Lemon mousse starts with a basic lemon curd, which I must add is delicious to make and wedge between layers of soft white cake like I did in this cake. But it becomes a fluffy mouse when you add the pillows of whipped cream and mix it together to get a smooth, sweet and tart treat.
The nice thing about a dessert like this is that you can make it in advance if you are having a party. Then serve it in super fancy glasses, yes break out the crystal and cut glass for this mousse!
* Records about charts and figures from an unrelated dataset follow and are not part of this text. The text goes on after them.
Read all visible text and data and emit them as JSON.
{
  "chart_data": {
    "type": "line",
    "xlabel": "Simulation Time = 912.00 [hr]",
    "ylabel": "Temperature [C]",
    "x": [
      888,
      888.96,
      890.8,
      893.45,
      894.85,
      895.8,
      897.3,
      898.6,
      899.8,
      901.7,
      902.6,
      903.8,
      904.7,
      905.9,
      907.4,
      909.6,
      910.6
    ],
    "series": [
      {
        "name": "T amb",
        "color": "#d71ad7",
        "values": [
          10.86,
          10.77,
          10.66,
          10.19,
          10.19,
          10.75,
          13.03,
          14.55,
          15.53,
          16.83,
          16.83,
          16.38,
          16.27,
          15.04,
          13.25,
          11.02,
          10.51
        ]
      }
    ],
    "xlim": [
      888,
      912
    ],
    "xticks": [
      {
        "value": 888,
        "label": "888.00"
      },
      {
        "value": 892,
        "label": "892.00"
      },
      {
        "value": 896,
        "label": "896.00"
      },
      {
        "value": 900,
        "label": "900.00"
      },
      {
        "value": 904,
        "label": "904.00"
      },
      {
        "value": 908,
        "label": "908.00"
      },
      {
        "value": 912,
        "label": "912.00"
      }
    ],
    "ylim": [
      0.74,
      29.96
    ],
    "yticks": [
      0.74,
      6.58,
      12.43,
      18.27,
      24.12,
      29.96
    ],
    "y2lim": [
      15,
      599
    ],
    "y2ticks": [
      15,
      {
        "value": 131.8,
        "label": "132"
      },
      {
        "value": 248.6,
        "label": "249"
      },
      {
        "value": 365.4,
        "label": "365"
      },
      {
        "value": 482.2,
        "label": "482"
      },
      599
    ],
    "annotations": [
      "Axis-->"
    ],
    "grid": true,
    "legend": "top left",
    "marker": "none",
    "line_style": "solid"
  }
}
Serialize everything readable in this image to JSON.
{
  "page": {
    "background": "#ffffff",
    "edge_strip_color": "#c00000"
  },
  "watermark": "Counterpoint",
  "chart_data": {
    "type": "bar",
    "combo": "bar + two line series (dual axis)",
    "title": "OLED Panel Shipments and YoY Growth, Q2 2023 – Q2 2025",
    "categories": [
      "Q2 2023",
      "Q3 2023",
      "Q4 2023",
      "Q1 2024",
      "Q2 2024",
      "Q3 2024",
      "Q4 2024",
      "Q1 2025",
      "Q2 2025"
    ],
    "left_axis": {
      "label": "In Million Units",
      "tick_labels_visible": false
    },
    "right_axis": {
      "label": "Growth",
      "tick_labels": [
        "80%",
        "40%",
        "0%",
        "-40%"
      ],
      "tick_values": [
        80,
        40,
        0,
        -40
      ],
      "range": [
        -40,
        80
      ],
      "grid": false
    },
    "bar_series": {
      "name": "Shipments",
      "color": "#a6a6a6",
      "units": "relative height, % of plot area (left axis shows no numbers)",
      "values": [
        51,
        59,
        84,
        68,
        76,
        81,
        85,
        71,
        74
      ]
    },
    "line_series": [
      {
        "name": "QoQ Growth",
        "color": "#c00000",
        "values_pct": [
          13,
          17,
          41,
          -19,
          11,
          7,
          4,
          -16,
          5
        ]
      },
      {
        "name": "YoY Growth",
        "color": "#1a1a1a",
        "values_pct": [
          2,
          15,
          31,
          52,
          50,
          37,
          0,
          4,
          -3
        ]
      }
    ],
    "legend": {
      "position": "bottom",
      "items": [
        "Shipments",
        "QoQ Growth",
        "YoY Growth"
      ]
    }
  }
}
And top each serving with a dollop of whipped cream and your guests will feel like they are dining in a castle or perhaps even better, a five star beachfront restaurant.
As the days start to get hotter and you desire to be outside more than next to the hot oven this is a perfect easy, sweet, no bake dessert that will make you feel fancy, transport you to the beach, and bring a smile to your face as the sweet tartness hits your tongue.
When life gives you lemons, remember to make Lemon Mousse!
(Yield: about 4-6 servings)
1/2 Cup Butter (unsalted), softened
1 Cup Sugar
2 Large Eggs
2 Large Egg Yolks
1/3 Cup Fresh Lemon Juice
1 Tablespoon Lemon Zest, plus a little extra
3/4 Cup Whipping Cream
1/2 Teaspoon Vanilla Extract
In stand mixer beat the butter and sugar. With the mixer on low begin adding the eggs and yolks one at a time (make sure you separate the egg yolks in a separate bowl first so you don’t end up with extra whites!). With mixer still on low, pour in lemon juice and zest. It will make the mixture look curdled. (Spread you extra zest on a paper towel to dry and you can then use it to sprinkle on top the whipped cream at the end.)
Pour the curd into a medium saucepan and cook over medium heat whisking occasionally until it no longer looks curdled. Turn the heat up to medium high, clip a candy thermometer to the side of the pan and continue to whisk until the mixture thickens and reaches 170 degrees.
Turn off the heat and let the mixture cool on the stove for a 5 minutes. Pour through a fine mesh sieve to remove clumps into a heatproof bowl and cover with plastic wrap, press wrap down so touching the surface to prevent a hard top layer from forming. Chill the curd for 2 hours or more.
In mixer whip cream and vanilla until stiff peaks form. Gently fold about 2/3 of the whipped cream into the lemon curd. Scoop into serving cups. Top each serving with the remaining whipped cream. Serve or refrigerate for up to 3 days.